Peu importe que l’économie se porte bien, les politiciens se plaisent à dire que pour chaque électeur qui perd son emploi, le taux de chômage est de 100 %. C’est une vieille rengaine; n’empêche, il s’agit d’une vérité importante au regard des défis qu’affrontent les pays en développement lorsqu’ils tentent d’accroître la concurrence au sein de leur économie.

Les bienfaits d’une plus grande concurrence, entre autres des investissements plus importants, une meilleure productivité, l’accroissement des exportations, ne sont pas toujours palpables, en particulier au vu des hauts et des bas fréquents que peut connaître une économie en développement, et cela constitue un obstacle majeur pour les réformateurs. Par contre, la situation n’échappe à personne lorsque la « main invisible » du marché conduit soudainement les entreprises publiques ou protégées par l’État, qui sont inefficientes, à supprimer des emplois.

Un examen attentif des entreprises manufacturières en Tanzanie fournit des données probantes sur le bien fondé d’une politique de la concurrence. Une étude réalisée par Godius Kahyarara, chargé de cours au département d’économie de l’Université de Dar-es-Salaam, indique que les efforts visant à protéger les consommateurs des pratiques anticoncurrentielles ont eu une incidence positive sur la productivité et les investissements des entreprises et, du coup, sur le rendement économique dans son ensemble.
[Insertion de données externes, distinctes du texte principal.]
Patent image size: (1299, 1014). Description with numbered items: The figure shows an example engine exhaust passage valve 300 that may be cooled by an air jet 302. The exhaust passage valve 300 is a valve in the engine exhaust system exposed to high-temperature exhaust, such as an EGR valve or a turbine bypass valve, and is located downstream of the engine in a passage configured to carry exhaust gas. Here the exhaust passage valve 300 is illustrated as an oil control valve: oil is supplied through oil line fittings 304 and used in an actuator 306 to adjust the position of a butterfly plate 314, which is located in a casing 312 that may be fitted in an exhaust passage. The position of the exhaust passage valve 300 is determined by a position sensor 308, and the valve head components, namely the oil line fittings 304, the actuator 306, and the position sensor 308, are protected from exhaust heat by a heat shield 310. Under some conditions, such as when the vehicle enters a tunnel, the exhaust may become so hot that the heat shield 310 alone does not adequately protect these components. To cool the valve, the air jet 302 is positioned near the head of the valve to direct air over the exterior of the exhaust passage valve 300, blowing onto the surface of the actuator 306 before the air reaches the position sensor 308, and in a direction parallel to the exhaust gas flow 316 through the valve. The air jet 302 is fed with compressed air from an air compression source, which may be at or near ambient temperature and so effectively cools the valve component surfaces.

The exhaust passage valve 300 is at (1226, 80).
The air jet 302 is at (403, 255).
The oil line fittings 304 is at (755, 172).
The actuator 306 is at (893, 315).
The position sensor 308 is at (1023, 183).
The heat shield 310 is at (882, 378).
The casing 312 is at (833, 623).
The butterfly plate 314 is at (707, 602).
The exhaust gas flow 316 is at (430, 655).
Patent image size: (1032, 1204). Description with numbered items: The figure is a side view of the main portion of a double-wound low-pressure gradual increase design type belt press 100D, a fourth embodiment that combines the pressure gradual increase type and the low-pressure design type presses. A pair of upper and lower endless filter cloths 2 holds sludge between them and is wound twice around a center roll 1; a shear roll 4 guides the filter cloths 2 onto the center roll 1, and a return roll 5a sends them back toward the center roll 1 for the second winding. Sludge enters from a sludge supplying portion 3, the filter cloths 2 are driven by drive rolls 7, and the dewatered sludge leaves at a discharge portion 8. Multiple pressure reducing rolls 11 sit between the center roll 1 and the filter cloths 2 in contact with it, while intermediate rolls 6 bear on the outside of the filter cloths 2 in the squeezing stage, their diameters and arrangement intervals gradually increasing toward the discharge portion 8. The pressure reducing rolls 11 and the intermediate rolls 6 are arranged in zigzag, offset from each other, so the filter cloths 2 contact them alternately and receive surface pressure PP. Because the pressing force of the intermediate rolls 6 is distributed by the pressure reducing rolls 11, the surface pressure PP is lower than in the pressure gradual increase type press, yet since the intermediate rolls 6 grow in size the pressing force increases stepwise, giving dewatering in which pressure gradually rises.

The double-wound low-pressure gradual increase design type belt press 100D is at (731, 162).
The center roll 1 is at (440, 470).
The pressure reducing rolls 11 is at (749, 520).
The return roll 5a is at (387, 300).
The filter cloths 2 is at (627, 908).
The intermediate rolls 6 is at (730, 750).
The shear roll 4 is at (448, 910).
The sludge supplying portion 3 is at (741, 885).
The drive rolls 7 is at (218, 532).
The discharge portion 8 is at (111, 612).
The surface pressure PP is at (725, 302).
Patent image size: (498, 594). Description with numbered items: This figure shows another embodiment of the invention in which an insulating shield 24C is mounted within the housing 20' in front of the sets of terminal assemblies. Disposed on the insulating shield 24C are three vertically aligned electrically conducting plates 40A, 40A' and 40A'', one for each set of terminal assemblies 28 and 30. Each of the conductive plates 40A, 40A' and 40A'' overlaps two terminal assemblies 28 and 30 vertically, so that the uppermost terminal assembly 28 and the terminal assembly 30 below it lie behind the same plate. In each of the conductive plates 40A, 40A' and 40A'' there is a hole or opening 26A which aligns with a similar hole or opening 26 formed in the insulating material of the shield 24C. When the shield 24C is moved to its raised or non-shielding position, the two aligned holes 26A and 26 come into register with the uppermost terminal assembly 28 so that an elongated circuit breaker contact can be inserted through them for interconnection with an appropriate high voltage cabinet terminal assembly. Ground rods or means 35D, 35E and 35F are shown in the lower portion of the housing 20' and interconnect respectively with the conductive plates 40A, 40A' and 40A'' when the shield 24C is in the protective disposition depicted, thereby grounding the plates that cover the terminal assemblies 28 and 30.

La concurrence et le développement

Godius Kahyarara définit la politique de la concurrence comme un ensemble de lois, de règlements et d’institutions visant à contrôler le comportement des entreprises dominantes, à empêcher les sociétés d’exercer un monopole au moyen de fusions, et à interdire les comportements anticoncurrentiels tels que la fixation des prix et le truquage des offres.

Selon lui, une politique de la concurrence est essentielle à tout processus de développement afin d’assurer l’utilisation efficace, une bonne répartition et une bonne commercialisation des ressources, de même que l’établissement de prix adéquats pour ces ressources. L’étude a démontré qu’une concurrence équitable exerce une influence fondamentale sur le rendement des entreprises en Afrique.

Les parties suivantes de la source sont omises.